Cette expérience n’a jamais permis de déceler la moindre différence de vitesse. Morley et Michelson conclurent que cette différence pouvait être trop faible pour être détectée, et réitérèrent l’expérience à plusieurs reprises, mais toujours avec un résultat négatif.

Cette première poussière dans les rouages de la physique aboutira plus tard à un autre bouleversement, celui de la relativité d’Einstein. Notre sens commun va déjà être mis à rude épreuve : Notamment, l’espace et le temps ne sont plus absolus mais relatifs.
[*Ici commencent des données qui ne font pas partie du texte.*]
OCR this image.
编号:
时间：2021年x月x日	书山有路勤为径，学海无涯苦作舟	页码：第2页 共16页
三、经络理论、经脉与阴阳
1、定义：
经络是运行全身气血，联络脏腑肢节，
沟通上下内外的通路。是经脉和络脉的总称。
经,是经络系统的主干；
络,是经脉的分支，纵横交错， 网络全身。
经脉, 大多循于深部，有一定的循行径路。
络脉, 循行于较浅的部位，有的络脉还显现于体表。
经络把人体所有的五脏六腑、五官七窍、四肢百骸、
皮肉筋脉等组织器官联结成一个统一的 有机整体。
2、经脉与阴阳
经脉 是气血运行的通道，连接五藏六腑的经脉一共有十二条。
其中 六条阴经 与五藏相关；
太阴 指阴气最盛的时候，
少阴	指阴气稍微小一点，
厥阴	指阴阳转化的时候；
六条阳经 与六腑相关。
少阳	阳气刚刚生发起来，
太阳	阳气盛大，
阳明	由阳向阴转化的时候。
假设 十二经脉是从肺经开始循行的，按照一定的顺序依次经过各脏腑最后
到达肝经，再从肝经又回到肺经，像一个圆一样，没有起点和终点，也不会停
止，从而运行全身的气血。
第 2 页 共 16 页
Le deuxième nuage qui obscurcit le ciel  des théories physiques du XIXe siècle, est le problème dit du « rayonnement du corps noir » : A la fin du XIXe siècle, les physiciens s’intéressent de plus en plus aux rayonnements émis par la matière lorsqu’on la chauffe ou lorsqu’on l’éclaire.

Le problème, le voici : En 1893 Wien établit une loi expérimentale donnant le flux énergétique en fonction de la longueur d’onde et la température. Cette loi fonctionne très bien dans les faibles longueurs d’ondes jusqu’à l’ultra-violet, mais ce n’est plus le cas lorsque les longueurs d’ondes sont plus élevées.
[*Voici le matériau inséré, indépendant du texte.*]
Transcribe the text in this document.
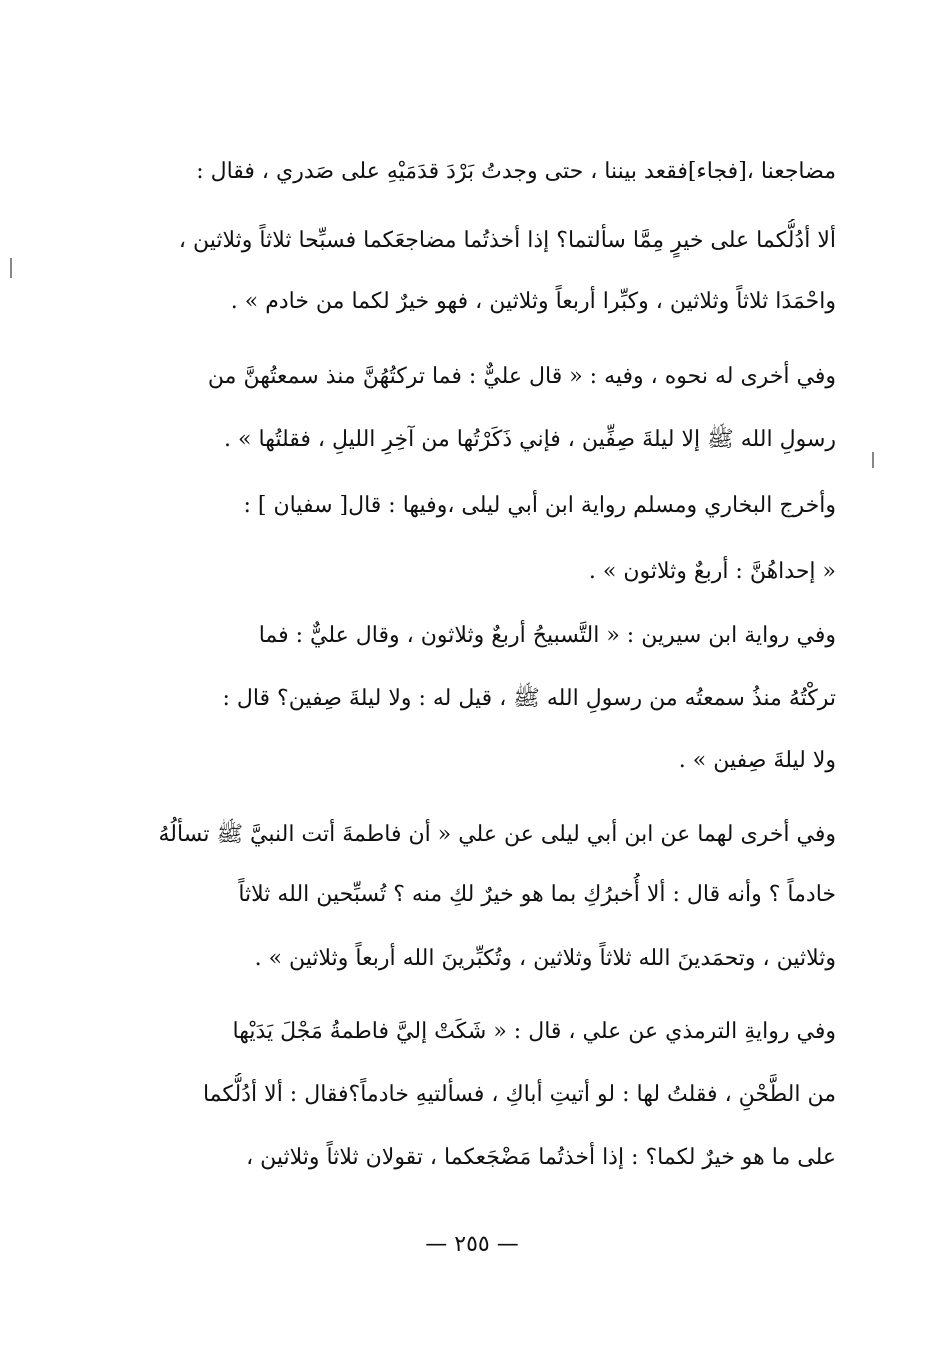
مضاجعنا ،[فجاء]فقعد بيننا ، حتى وجدتُ بَرْدَ قدَمَيْهِ على صَدري ، فقال :
ألا أدُلُّكما على خيرٍ مِمَّا سألتما؟ إذا أخذتُما مضاجعَكما فسبِّحا ثلاثاً وثلاثين ،
واحْمَدَا ثلاثاً وثلاثين ، وكبِّرا أربعاً وثلاثين ، فهو خيرٌ لكما من خادم » .
وفي أخرى له نحوه ، وفيه : « قال عليٌّ : فما تركتُهُنَّ منذ سمعتُهنَّ من
رسولِ الله ﷺ إلا ليلةَ صِفِّين ، فإني ذَكَرْتُها من آخِرِ الليلِ ، فقلتُها » .
وأخرج البخاري ومسلم رواية ابن أبي ليلى ،وفيها : قال[ سفيان ] :
« إحداهُنَّ : أربعٌ وثلاثون » .
وفي رواية ابن سيرين : « التَّسبيحُ أربعٌ وثلاثون ، وقال عليٌّ : فما
تركْتُهُ منذُ سمعتُه من رسولِ الله ﷺ ، قيل له : ولا ليلةَ صِفين؟ قال :
ولا ليلةَ صِفين » .
وفي أخرى لهما عن ابن أبي ليلى عن علي « أن فاطمةَ أتت النبيَّ ﷺ تسألُهُ
خادماً ؟ وأنه قال : ألا أُخبرُكِ بما هو خيرٌ لكِ منه ؟ تُسبِّحين الله ثلاثاً
وثلاثين ، وتحمَدينَ الله ثلاثاً وثلاثين ، وتُكبِّرينَ الله أربعاً وثلاثين » .
وفي روايةِ الترمذي عن علي ، قال : « شَكَتْ إليَّ فاطمةُ مَجْلَ يَدَيْها
من الطَّحْنِ ، فقلتُ لها : لو أتيتِ أباكِ ، فسألتيهِ خادماً؟فقال : ألا أدُلُّكما
على ما هو خيرٌ لكما؟ : إذا أخذتُما مَضْجَعكما ، تقولان ثلاثاً وثلاثين ،
— ٢٥٥ —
Puis c’est la loi de Rayleigh-Jeans qui est établie (par les deux scientifiques du même nom)

Cette loi au contraire de la première, s’accorde très bien avec les résultats expérimentaux pour des longueurs d’ondes élevées (donc des fréquences basses) Mais à partir du violet, plus rien ne va…

Comparaison Loi de Wien/Loi de Rayleigh-Jeans
Comparaison Loi de Wien/Loi de Rayleigh-Jeans

Cette situation est donc plutôt dérangeante, puisque dans l’idéal harmonieux de Lord Kelvin, c’est une seule et même loi que l’on devrait avoir, et non pas deux morceaux qu’on rafistole avec du scotch ! De plus le calcul théorique de l’énergie totale émise donnait un résultat infini, ce qui constitue bien sur une absurdité.

Et puis il y a une troisième interrogation qui concerne des travaux menés d’abord par Heinrich Hertz, puis par d’autres physiciens : Hertz avait remarqué qu’une plaque de métal exposée à la lumière ultraviolette, se chargeait électriquement, ce qui amena alors la conclusion que la lumière pouvait transmettre de l’énergie au métal au point de permettre de lui arracher des porteurs de charges (négatives, c’est-à-dire les électrons)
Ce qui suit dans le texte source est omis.